All vector operations are element-wise. \alpha = 0.001, \beta_1 = 0.9, \beta_2 = 0.999 - the default values for hyperparameters (\epsilon here is needed for avoiding zero division problems) and g_k = \nabla f(x_k, \xi_k) is the sample of stochastic gradient.

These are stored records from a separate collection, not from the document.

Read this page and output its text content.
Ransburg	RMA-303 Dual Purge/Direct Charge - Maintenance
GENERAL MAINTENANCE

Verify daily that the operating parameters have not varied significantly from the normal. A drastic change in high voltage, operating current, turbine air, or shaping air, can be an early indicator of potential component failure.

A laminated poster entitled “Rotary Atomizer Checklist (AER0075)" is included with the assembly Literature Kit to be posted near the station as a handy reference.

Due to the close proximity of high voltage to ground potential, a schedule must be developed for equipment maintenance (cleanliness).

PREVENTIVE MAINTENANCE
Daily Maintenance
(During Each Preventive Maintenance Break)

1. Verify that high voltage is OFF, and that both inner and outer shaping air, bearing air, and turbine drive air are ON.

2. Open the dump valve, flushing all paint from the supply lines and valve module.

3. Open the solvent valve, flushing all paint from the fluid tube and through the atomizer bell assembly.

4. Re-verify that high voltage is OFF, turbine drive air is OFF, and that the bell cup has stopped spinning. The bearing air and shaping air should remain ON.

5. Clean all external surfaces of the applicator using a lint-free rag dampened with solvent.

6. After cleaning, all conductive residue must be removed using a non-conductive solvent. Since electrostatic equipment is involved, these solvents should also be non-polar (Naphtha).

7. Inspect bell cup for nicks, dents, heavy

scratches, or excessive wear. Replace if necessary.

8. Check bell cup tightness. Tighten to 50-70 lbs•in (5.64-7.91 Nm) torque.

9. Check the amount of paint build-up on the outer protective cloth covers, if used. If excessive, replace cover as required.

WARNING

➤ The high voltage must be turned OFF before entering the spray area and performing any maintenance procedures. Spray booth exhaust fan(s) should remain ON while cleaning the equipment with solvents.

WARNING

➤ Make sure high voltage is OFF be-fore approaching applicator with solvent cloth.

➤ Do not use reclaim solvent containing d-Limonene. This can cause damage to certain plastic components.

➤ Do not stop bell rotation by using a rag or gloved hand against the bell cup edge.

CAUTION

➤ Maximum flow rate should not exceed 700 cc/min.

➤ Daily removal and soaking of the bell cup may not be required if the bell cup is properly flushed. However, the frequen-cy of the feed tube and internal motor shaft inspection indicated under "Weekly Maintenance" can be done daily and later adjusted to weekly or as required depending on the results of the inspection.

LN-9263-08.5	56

We can consider this approach as normalization of each parameter by using individual learning rates on $ (0,1)$, since \mathbb{E}\_{\xi_k}[g_k] = \mathbb{E}\_{\xi_k}[\widehat{m_k}] and \mathbb{E}\_{\xi_k}[g_k \odot g_k] = \mathbb{E}\_{\xi_k}[\widehat{v_k}].
There are some issues with Adam effectiveness and some works, stated, that adaptive metrics methods could lead to worse generalization.
The name came from “Adaptive Moment estimation”.

0.2 Bounds

Conditions	\Vert \mathbb{E} [f(x_k)] - f(x^*)\Vert \leq	Type of convergence	\Vert \mathbb{E}[x_k] - x^* \Vert \leq
Convex	\mathcal{O}\left(\dfrac{1}{\sqrt{k}} \right)	Sublinear

Version of Adam for a strongly convex functions is considered in this work. The obtained rate is \mathcal{O}\left(\dfrac{\log k}{\sqrt{k}} \right), while the version for truly linear rate remains undiscovered.